The MLB season has partially gotten underway (16 teams have yet to throw a single pitch as of Friday morning), so to prep, we started our world famous internet renowned popular burning questions for 2012. We launched part 1 back on Wednesday, and here are, what we think, the most important questions from now until October.

Are the Rays the best team in the AL East?
BockerKnocker: No, of course not.


But they will give the Yankees and Red Sox fits, possibly all the way through game 162, just like last year. As everybody knows, Tampa’s rotation is one of the best in the bigs. David Price and James (dare I say “Big Game,” KOBEsh?) Shields form one of the best 1-2 punches in the game, but it is the #3 and #4 slots in the rotation that has the folks in Florida beaming. Matt Moore is probably the game’s brightest prospect right now, including The Bryce Harper Experience. Moore struck out 15 in 9+ innings last year and was credited with the Rays’ lone win against Texas in the ALDS. Then again, he struck out 15 in 9+ innings last year. To anoint this guy so quickly is problematic; not only will this be his first big league season, but he will probably be pitching on an innings limit. Following Moore will be an absolute stud in Jeremy Hellickson, who proved that he can win on the big stage last year. Hellickson posted an ERA under 3 in the vaunted American League East on the way to the Rookie of the Year award. Hellickson, however, had an awful spring, allowing an earned run per inning pitched. Veterans are usually able to shake off the effects of a horrendous spring training, but how the young buck deal with it remains to be seen.

Got to get it together, BJ

The pitching will carry the Rays all year. Even if a starter gets injured here and there, the team has some minor-league depth in Wade Davis and Alex Cobb. The problem for the Rays lies with their lineup card. The franchises in New York and Boston will produce hitting clinics all summer, featuring brand names like Cano, Pedroia, Ellsbury, Gonzalez, and Granderson. Tampa struggled to put runs on the board all year, so they did what any bat-starved team would do. They went out and signed Luke Scott, daily golden sombrero candidate and Rays retread Carlos Pena, and Jeff Keppinger. Nice. There are some familiar faces returning in Evan Longoria and Ben Zobrist. But even if those guys have the years everyone knows they can have, the team will need breakout seasons from B.J. Upton (seriously, B.J., we’ve been waiting forever for one from you) and Desmond Jennings.

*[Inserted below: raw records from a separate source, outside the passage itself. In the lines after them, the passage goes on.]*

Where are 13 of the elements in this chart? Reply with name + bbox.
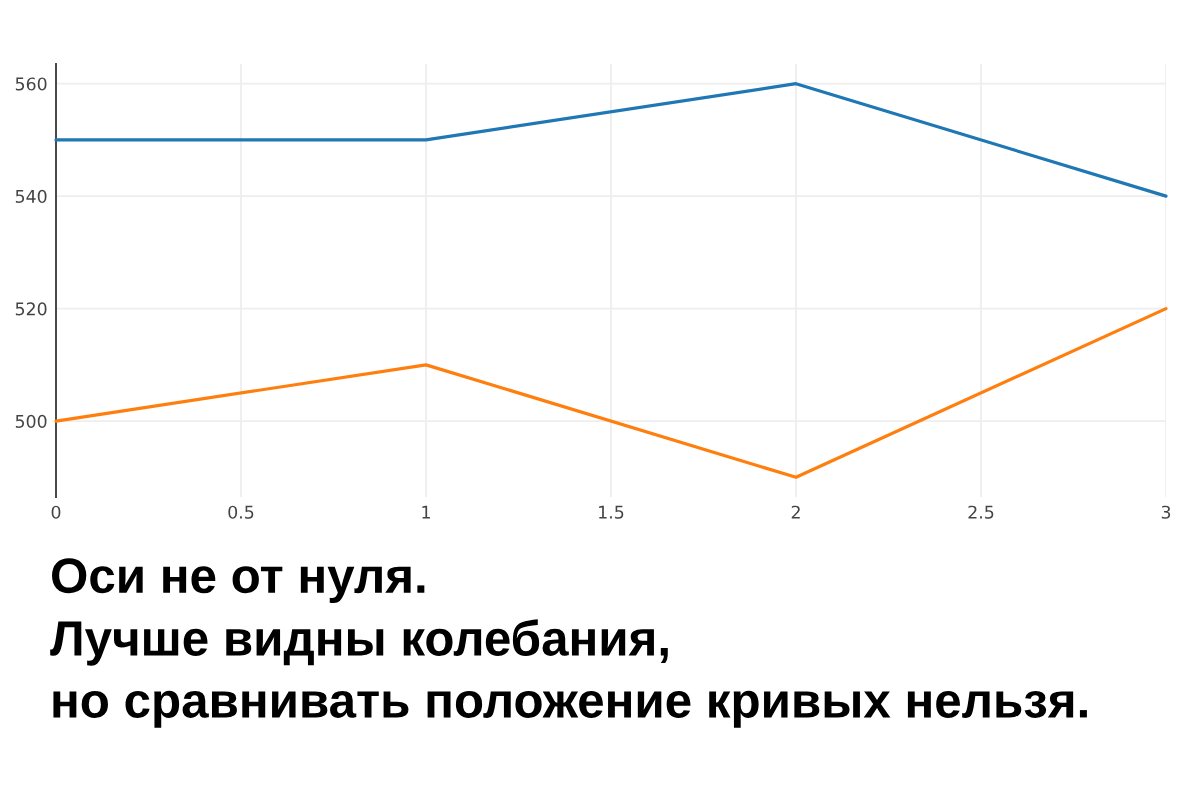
line-series (54, 307, 1168, 479)
x-tick-label: 2 (791, 505, 800, 519)
x-tick-label: 3 (1161, 505, 1171, 519)
x-tick-label: 0 (51, 505, 61, 519)
text: Оси не от нуля. Лучше видны колебания, но сравнивать положение кривых нельзя. (50, 558, 1087, 728)
y-tick-label: 540 (15, 189, 47, 203)
x-tick-label: 1 (422, 505, 430, 519)
y-tick-label: 500 (15, 414, 47, 428)
x-tick-label: 1.5 (599, 505, 624, 519)
x-tick-label: 0.5 (228, 505, 254, 519)
x-tick-label: 2.5 (968, 505, 994, 519)
y-tick-label: 560 (15, 77, 47, 91)
y-tick-label: 520 (15, 302, 47, 316)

The Toronto Blue Jays have become somewhat of a sexy sleeper pick to make the playoffs with the extended wild-card format. The always dangerous Jose Bautista leads a decent hitting squad, especially at home, but the Jays just don’t have the firepower on the mound to make a significant move in this 3-horse race. The Baltimore Orioles round out the AL East, but they don’t deserve any more than 1 sentence because they lost to a COMMUNITY COLLEGE team on Tuesday.


Are we in any danger of seeing the Orioles, Pirates, Mariners or Royals ending their years-long futility?
KOBEsh: No, don’t be silly Peter Pan. But that doesn’t mean there’s not signs of life.

There’s not a team in that sad bunch of glorified minor league teams that I would guess play for better than third-place in their divisions, and that’s partially because the Mariners play in a four-team division.